England, his blood relatives, even the Redfields, seemed very remote to the ranger, as he stood in his door that night and watched the sparkle of Swenson’s camp-fire through the trees. With the realization that there waited a brave girl of the type that loves single-heartedly, ready to sacrifice everything to the welfare of her idealized subject, he felt unworthy, selfish, vain.

“If I should fall sick she would insist on nursing me. For her sake I must give Swenson the most rigid orders not to allow her—no matter what happens—to approach. I will not have her touched by this thing.”

Beside the blaze Lee and her mother sat for the most part in silence, with nothing to do but to wait the issue of the struggle going on in the cabin, so near and yet so inaccessible to their will. It was as if a magic wall, crystal-clear yet impenetrable, shut them away from the man whose quiet heroism was the subject of their constant thought.

To the girl this ride up into her lover’s world had been both exalting and awesome—not merely because the rough and precipitous road took her closer to her lover while placing her farther from medical aid, but also because it was so vast a world, so unpeopled and so beautiful.

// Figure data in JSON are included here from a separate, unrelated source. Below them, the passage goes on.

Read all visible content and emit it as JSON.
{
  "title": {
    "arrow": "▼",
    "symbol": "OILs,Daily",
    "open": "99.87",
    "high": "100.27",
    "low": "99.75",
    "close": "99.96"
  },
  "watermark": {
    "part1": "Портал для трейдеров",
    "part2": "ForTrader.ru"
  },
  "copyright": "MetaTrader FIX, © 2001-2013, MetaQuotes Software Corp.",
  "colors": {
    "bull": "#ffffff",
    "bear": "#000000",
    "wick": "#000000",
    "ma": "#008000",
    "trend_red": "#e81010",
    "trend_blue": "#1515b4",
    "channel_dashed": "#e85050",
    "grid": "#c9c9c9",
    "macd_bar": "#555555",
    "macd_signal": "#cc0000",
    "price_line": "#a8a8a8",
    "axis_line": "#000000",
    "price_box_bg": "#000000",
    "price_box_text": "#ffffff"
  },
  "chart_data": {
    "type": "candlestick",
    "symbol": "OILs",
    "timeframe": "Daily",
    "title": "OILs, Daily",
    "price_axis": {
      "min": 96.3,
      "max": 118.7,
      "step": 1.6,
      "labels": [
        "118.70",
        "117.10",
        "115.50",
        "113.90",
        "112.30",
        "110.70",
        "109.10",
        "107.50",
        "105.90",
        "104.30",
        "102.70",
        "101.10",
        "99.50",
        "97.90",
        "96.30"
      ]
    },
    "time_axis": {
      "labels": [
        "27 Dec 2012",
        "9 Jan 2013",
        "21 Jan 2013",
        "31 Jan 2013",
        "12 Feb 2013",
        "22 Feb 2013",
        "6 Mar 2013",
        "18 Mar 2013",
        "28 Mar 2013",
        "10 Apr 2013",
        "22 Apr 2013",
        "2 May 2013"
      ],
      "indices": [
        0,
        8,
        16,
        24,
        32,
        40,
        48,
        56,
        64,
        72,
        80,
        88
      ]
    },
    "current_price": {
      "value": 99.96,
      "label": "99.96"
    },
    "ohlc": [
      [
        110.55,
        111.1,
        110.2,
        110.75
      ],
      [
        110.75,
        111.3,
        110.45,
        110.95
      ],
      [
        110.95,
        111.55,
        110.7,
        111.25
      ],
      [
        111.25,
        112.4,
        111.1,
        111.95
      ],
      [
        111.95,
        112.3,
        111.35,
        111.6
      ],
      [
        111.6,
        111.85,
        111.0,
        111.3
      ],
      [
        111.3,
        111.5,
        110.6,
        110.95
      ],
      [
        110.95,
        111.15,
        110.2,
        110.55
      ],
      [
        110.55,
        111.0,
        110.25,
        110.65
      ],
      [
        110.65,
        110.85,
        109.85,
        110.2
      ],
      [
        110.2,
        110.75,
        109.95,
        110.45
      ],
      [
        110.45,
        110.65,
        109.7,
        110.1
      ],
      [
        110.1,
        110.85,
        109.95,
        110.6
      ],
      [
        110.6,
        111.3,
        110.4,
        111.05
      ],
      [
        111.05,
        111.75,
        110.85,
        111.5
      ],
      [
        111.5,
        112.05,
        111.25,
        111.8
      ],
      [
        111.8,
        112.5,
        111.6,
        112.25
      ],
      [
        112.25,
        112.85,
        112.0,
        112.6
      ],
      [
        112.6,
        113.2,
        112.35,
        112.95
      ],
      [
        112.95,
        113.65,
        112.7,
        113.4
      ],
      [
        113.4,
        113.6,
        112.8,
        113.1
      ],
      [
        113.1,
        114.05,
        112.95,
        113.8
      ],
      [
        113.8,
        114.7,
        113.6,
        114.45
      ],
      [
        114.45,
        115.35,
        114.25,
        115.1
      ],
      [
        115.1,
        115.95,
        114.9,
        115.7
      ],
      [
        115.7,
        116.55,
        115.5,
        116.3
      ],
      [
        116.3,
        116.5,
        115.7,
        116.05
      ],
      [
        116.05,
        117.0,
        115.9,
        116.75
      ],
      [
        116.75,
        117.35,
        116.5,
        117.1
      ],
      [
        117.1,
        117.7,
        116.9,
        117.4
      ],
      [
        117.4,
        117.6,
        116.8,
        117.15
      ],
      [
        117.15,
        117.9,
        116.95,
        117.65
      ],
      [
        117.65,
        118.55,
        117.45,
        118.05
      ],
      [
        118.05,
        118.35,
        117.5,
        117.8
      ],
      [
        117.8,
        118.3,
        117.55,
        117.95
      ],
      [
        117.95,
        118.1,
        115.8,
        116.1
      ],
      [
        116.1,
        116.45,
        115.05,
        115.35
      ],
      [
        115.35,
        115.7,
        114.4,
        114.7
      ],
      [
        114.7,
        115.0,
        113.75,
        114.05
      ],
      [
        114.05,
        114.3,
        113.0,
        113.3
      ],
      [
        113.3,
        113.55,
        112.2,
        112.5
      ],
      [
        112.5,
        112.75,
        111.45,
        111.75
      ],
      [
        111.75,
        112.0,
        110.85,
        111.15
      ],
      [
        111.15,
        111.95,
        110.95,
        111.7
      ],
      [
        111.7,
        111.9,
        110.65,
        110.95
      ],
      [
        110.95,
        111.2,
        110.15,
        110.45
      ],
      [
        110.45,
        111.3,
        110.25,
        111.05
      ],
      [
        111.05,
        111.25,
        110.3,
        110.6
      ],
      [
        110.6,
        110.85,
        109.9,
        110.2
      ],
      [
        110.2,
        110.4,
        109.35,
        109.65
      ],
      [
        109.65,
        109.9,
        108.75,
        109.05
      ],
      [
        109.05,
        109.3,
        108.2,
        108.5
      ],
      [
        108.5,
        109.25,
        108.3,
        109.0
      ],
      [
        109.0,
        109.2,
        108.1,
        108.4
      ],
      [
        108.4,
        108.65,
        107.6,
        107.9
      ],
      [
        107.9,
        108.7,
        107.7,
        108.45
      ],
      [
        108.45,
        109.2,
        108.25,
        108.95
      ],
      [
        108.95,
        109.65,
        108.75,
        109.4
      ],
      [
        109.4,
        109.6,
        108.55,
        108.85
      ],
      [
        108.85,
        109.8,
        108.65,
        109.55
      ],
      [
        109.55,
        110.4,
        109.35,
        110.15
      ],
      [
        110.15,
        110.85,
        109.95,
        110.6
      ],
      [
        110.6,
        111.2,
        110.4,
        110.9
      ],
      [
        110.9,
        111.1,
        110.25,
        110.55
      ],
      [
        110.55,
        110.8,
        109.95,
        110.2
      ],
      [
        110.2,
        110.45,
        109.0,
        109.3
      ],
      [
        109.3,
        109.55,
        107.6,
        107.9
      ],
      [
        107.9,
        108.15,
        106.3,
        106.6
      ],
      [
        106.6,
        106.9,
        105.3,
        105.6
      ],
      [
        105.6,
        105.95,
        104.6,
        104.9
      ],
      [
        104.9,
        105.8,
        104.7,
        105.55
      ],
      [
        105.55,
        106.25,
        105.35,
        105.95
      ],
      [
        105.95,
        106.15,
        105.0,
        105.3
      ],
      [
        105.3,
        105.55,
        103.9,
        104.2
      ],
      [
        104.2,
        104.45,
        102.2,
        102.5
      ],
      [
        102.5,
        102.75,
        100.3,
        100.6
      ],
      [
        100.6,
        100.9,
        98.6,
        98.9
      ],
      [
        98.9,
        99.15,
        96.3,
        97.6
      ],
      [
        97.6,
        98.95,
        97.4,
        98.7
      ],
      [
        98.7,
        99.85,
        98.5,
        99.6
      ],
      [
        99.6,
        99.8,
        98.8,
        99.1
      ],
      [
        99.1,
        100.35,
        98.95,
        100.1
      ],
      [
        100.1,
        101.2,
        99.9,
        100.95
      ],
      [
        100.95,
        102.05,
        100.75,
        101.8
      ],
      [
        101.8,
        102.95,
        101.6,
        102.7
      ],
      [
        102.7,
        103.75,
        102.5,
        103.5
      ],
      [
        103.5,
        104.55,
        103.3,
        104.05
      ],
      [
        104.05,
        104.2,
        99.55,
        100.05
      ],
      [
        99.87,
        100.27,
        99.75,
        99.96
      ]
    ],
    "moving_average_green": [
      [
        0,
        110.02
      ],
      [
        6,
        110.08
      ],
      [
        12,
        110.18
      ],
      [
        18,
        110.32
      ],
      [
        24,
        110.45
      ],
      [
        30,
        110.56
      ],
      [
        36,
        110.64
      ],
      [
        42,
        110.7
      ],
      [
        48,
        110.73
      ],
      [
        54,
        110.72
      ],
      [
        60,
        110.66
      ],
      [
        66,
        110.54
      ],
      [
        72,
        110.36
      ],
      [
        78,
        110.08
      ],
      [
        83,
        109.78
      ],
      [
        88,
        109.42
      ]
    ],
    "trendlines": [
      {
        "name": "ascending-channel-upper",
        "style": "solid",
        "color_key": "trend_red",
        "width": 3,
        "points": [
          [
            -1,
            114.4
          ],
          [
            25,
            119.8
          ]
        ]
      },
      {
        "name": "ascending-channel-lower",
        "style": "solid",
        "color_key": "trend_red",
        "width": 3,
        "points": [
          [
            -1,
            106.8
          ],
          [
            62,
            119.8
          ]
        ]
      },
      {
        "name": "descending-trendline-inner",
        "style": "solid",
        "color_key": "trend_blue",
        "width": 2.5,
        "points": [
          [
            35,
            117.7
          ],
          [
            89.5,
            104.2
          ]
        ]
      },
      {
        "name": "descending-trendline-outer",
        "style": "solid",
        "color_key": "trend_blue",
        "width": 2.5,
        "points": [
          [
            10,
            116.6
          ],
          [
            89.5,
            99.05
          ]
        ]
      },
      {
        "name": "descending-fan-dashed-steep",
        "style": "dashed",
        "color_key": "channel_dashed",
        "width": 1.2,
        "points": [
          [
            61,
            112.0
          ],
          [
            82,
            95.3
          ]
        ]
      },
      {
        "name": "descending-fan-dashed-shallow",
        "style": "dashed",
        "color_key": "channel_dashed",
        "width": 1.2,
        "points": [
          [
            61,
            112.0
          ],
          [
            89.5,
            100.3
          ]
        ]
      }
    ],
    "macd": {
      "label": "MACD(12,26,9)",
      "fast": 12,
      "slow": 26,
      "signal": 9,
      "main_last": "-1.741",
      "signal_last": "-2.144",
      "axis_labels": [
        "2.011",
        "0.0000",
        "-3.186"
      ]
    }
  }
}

It was marvellous, as the dusk fell and the air nipped keen, to see how Lize Wetherford renewed her youth. The excitement seemed to have given her a fresh hold on life. She was wearied but by no means weakened by her ride, and ate heartily of the rude fare which Swenson set before her. “This is what I needed,” she exultantly said; “the open air and these trout. I feel ten years younger already. Many’s the night I’ve camped on the range with your father with nothing but a purp-tent to cover us both, and the wolves howling round us. I’d feel pretty fairly gay if it weren’t for Ross over there in that cabin playin’ nurse and cook all by his lonesomeness.”

Lee expressed a deep satisfaction from the fact of their nearness. “If he is ill we can help him,” she reiterated.

She had put behind her all the doubt and fear which his abrupt desertion of her had caused, and, though he had not been able to speak a word to her, his self-sacrifice had made amends. She excused it all as part of his anxious care. Whatever the mood of that other day had been, it had given way to one that was lofty and deeply altruistic. Her one anxiety now was born of a deepening sense of his danger, but against this she bent the full strength of her will. “He shall not die,” she declared beneath her breath. “God will not permit it.”